Тут Трубников высунулся до Пояса из окна и поманил старика рукой. Он поманил еще и еще и досадливо нахмурил брови. Слепцы продолжали петь, то уносясь в небо, то возвращаясь к земной юдоли, но женщины заметили странные жесты своего председателя. Они недоуменно переглянулись, решив, что Трубников подзывает какую-то из них.

— Да не вас! — крикнул Трубников и снова призывно махнул старику.

За две недели, минувшие со дня избрания председателя, коньковцы убедились, что человек он, как говорится, нравный, характерный, с причудами, в которых, правда, всегда открывался какой-то смысл. Но такого еще не бывало: издевка над слепым, богом обиженным человеком!

— Стыда у тебя нет, Егор Афанасьич! — крикнула самая бедовая из баб, старуха Коробкова.

Но Трубников продолжал махать слепцу, даже культю свою в ход пустил, от локтя пустой его рукав, обычно засунутый в карман, развевался по воздуху. Видимо, слепцы ощутили какое-то беспокойство, пение оборвалось.

— Эй, дед, не видишь, что ль, тебя зовут! — заорал Трубников.

— Креста на тебе нет! — крикнула Коробкова. — Нешто слепой может видеть?!

— Сейчас прозреет! — пообещал Трубников. — Иди ко мне, дед, а то хуже будет.

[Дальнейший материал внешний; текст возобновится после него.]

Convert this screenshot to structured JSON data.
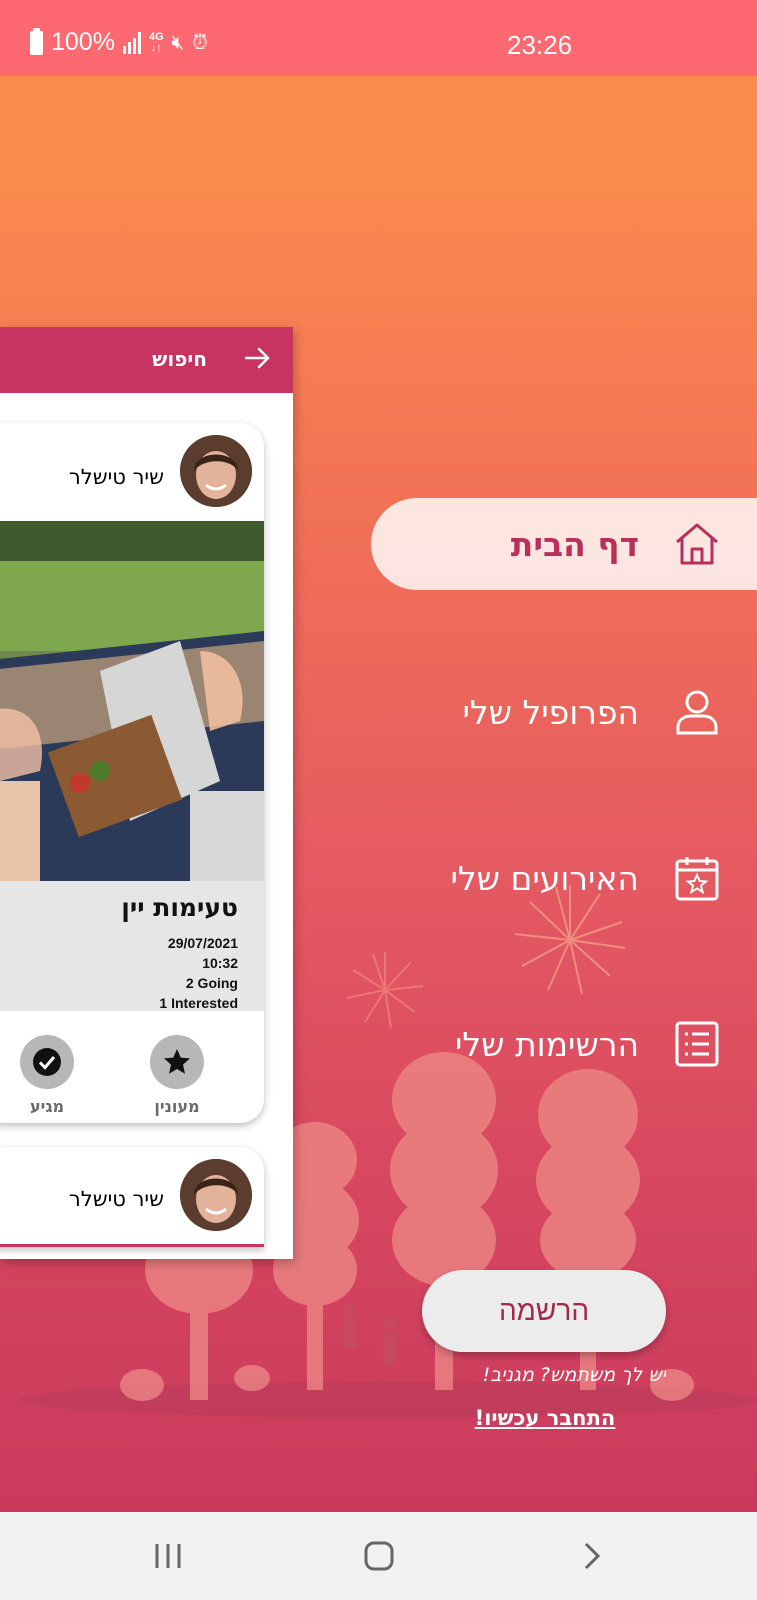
{
  "status_bar": {
    "battery": "100%",
    "time": "23:26",
    "network": "4G"
  },
  "menu": {
    "items": [
      {
        "label": "דף הבית",
        "icon": "home-icon",
        "active": true
      },
      {
        "label": "הפרופיל שלי",
        "icon": "user-icon",
        "active": false
      },
      {
        "label": "האירועים שלי",
        "icon": "calendar-star-icon",
        "active": false
      },
      {
        "label": "הרשימות שלי",
        "icon": "list-icon",
        "active": false
      }
    ],
    "register_label": "הרשמה",
    "has_user_text": "יש לך משתמש? מגניב!",
    "connect_label": "התחבר עכשיו!"
  },
  "main_panel": {
    "header_title": "חיפוש",
    "posts": [
      {
        "author": "שיר טישלר",
        "event_title": "טעימות יין",
        "date": "29/07/2021",
        "time": "10:32",
        "going": "2 Going",
        "interested": "1 Interested",
        "interested_label": "מעונין",
        "going_label": "מגיע"
      },
      {
        "author": "שיר טישלר"
      }
    ]
  },
  "colors": {
    "status_bar": "#fe6870",
    "header": "#c83462",
    "accent_text": "#b92e5a",
    "gradient_top": "#fb8a4e",
    "gradient_bottom": "#c93a5d"
  }
}
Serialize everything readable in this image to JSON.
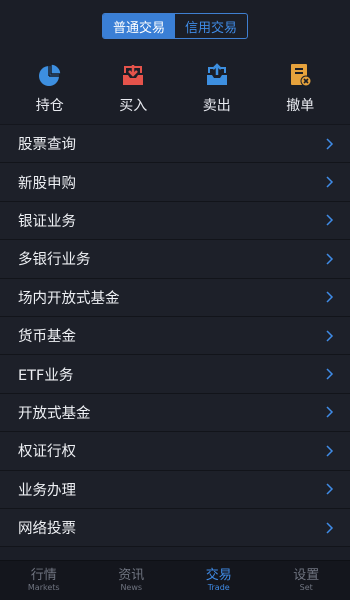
{
  "segment": {
    "items": [
      {
        "label": "普通交易",
        "active": true
      },
      {
        "label": "信用交易",
        "active": false
      }
    ]
  },
  "actions": [
    {
      "label": "持仓",
      "icon": "pie-chart-icon",
      "color": "#3d8fe0"
    },
    {
      "label": "买入",
      "icon": "download-tray-icon",
      "color": "#e5534b"
    },
    {
      "label": "卖出",
      "icon": "upload-tray-icon",
      "color": "#3d8fe0"
    },
    {
      "label": "撤单",
      "icon": "cancel-order-icon",
      "color": "#e6a23c"
    }
  ],
  "menu": [
    {
      "label": "股票查询"
    },
    {
      "label": "新股申购"
    },
    {
      "label": "银证业务"
    },
    {
      "label": "多银行业务"
    },
    {
      "label": "场内开放式基金"
    },
    {
      "label": "货币基金"
    },
    {
      "label": "ETF业务"
    },
    {
      "label": "开放式基金"
    },
    {
      "label": "权证行权"
    },
    {
      "label": "业务办理"
    },
    {
      "label": "网络投票"
    }
  ],
  "tabbar": [
    {
      "label": "行情",
      "sub": "Markets",
      "active": false
    },
    {
      "label": "资讯",
      "sub": "News",
      "active": false
    },
    {
      "label": "交易",
      "sub": "Trade",
      "active": true
    },
    {
      "label": "设置",
      "sub": "Set",
      "active": false
    }
  ],
  "colors": {
    "accent": "#3a7fd6",
    "chevron": "#3f8be6"
  }
}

— Что можешь ты сделать убогому, солнечного света не зрящему? — печально и важно подал голос слепец, поводя пустым взором по небу и верхушкам деревьев, словно Трубников был скворцом.

— Собак спущу, они у нас злые, разорвут, как тюльку.

— За решетку сядешь, — спокойно отозвался старик.

— Не сяду. Я контуженный, мне все спишется. Не веришь, их вот спроси. — Трубников махнул на колхозниц.

— И правда, дедушка! — затараторили те взволнованно и сочувственно. — С ним лучше не связываться!

— Спускай собак, — твердо сказал слепец.

— И пустил бы, — улыбнулся Трубников, — да старуху твою жалею. Эй, малый, беги на конюшню, пусть запрягут Кобчика. Свезу этих бродяг в район и сдам в милицию. Ну, живо!

— Стой! — с тем же твердым достоинством сказал старик. — Иду, непотребный ты человек!

— Иди, иди, да только без посоха. И нечего бельмы таращить, ты мне глаза покажи!

Старик опустил свою косо задранную к небу голову, и под седыми, нависшими бровями засияли два голубых озерца, два живых, острых, непоблекших с годами глаза. Он подал руку старухе и повел ее за собой, твердо и крепко ступая лаптями.

Обманутые женщины стали было поносить странников, им было обидно за свою напрасную жалость, за то, что все они скопом оказались в дурах перед Трубниковым, но тут звонко бахнул гонг, возвещая о конце обеденного перерыва, и улица вмиг опустела.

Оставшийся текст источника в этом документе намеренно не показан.